TODAY: The tragedy is still close to the hearts and minds of those who remember that tragic day. The city hired a contractor to rebuild all the homes destroyed in the incident. After problems with the newly constructed homes continued for 15 years, the city offered residents of Osage Avenue $150,000 to essentially pick up and leave. Many residents have stayed put since the fire, hoping to put what happened 25 years ago behind them.
2. One Meridian Plaza
THE FIRE: On Feb. 28, 1991, a well-known downtown Philadelphia highrise building burned down. The name of the building was One Meridian Square and with 38 floors, it was one of the tallest buildings in Philadelphia at the time. Not only did the fire cause damage to the building, it also took the lives of three Philadelphia firefighters.
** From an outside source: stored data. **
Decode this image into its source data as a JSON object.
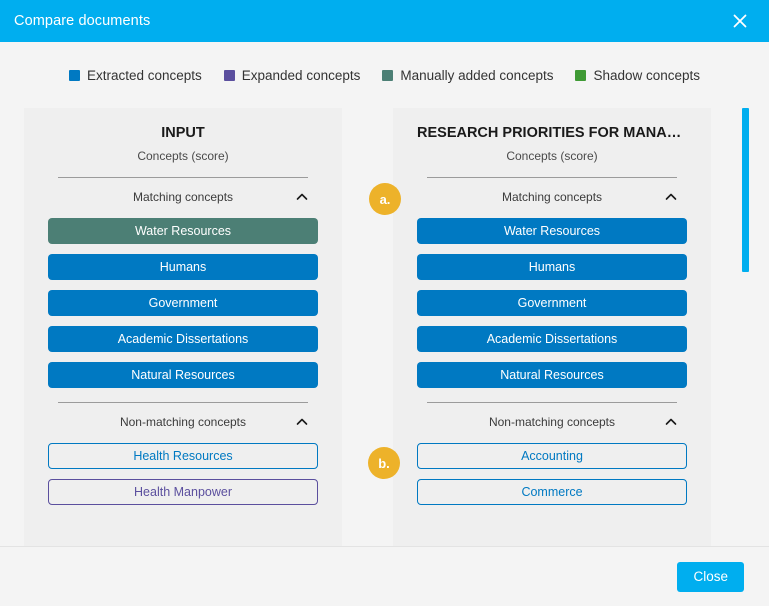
{
  "window": {
    "title": "Compare documents",
    "close_icon": "close-icon"
  },
  "legend": {
    "items": [
      {
        "label": "Extracted concepts",
        "color": "#0079C2"
      },
      {
        "label": "Expanded concepts",
        "color": "#5B4F9E"
      },
      {
        "label": "Manually added concepts",
        "color": "#4C7F75"
      },
      {
        "label": "Shadow concepts",
        "color": "#3F9A35"
      }
    ]
  },
  "panels": [
    {
      "title": "INPUT",
      "subtitle": "Concepts (score)",
      "sections": [
        {
          "header": "Matching concepts",
          "chevron": "chevron-up-icon",
          "chips": [
            {
              "label": "Water Resources",
              "style": "filled",
              "color": "#4C7F75"
            },
            {
              "label": "Humans",
              "style": "filled",
              "color": "#0079C2"
            },
            {
              "label": "Government",
              "style": "filled",
              "color": "#0079C2"
            },
            {
              "label": "Academic Dissertations",
              "style": "filled",
              "color": "#0079C2"
            },
            {
              "label": "Natural Resources",
              "style": "filled",
              "color": "#0079C2"
            }
          ]
        },
        {
          "header": "Non-matching concepts",
          "chevron": "chevron-up-icon",
          "chips": [
            {
              "label": "Health Resources",
              "style": "outline",
              "color": "#0079C2"
            },
            {
              "label": "Health Manpower",
              "style": "outline",
              "color": "#5B4F9E"
            }
          ]
        }
      ]
    },
    {
      "title": "RESEARCH PRIORITIES FOR MANAG…",
      "subtitle": "Concepts (score)",
      "sections": [
        {
          "header": "Matching concepts",
          "chevron": "chevron-up-icon",
          "chips": [
            {
              "label": "Water Resources",
              "style": "filled",
              "color": "#0079C2"
            },
            {
              "label": "Humans",
              "style": "filled",
              "color": "#0079C2"
            },
            {
              "label": "Government",
              "style": "filled",
              "color": "#0079C2"
            },
            {
              "label": "Academic Dissertations",
              "style": "filled",
              "color": "#0079C2"
            },
            {
              "label": "Natural Resources",
              "style": "filled",
              "color": "#0079C2"
            }
          ]
        },
        {
          "header": "Non-matching concepts",
          "chevron": "chevron-up-icon",
          "chips": [
            {
              "label": "Accounting",
              "style": "outline",
              "color": "#0079C2"
            },
            {
              "label": "Commerce",
              "style": "outline",
              "color": "#0079C2"
            }
          ]
        }
      ]
    }
  ],
  "markers": [
    {
      "label": "a.",
      "color": "#EDB22A"
    },
    {
      "label": "b.",
      "color": "#EDB22A"
    }
  ],
  "footer": {
    "close_label": "Close"
  },
  "theme": {
    "accent": "#00AEEF",
    "panel_bg": "#EFEFEF",
    "page_bg": "#F4F4F4"
  }
}
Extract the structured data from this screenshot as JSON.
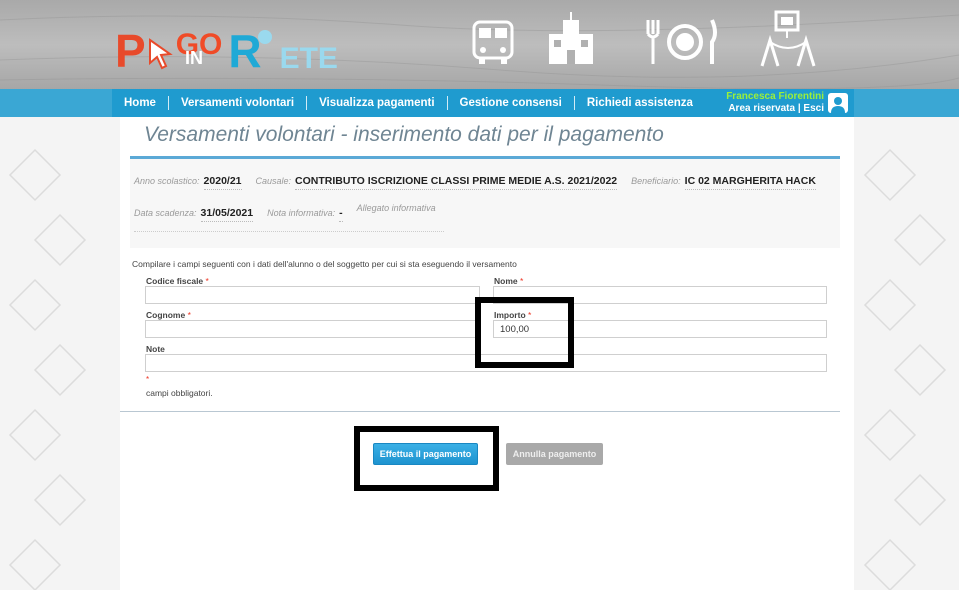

TODAY: For 8 years, One Meridian Plaza stood as a vacant, burnt building until it was fully demolished in 1999. Today, it has been rebuilt into the Ritz Carlton at 1414 South Penn Square. Although the fire was tragic, it did bring new fire regulations to high rises that weren’t previously in place, such as mandatory sprinkler systems on every floor. There is also a firefighters memorial on the ground level.
This is the building now:
3. Philadelphia Zoo’s Primate House
THE FIRE: On Christmas Eve, 1995, a fire spread through the primate house of the Philadelphia Zoo. Twenty-three primates were killed including gorillas, orangutans and other species all listed as endangered. The cause of the fire was said to be accidental.
TODAY: Thanks to financial gifts, a new facility was able to be built. Called the PECO Primate Reserve, this facility allows zoo-goers to watch lemurs hanging from trees, gorillas in their outdoor habitats, as well as a spot for lectures, shows and live theater.
4. The Fretz Building
THE FIRE: The fire that some people call the worst fire Philadelphia has ever seen occurred on Jan. 1, 1963. The building was located on 12th and Susquehanna and was eight stories high. The fire spread, destroying about 50 homes as well as about 11 business properties. Fortunately, no civilians or firefighters were hurt in the incident.
TODAY: The area has been rebuilt but the fire has not been forgotten. Many praise the firefighters on that day for preventing a much larger tragedy.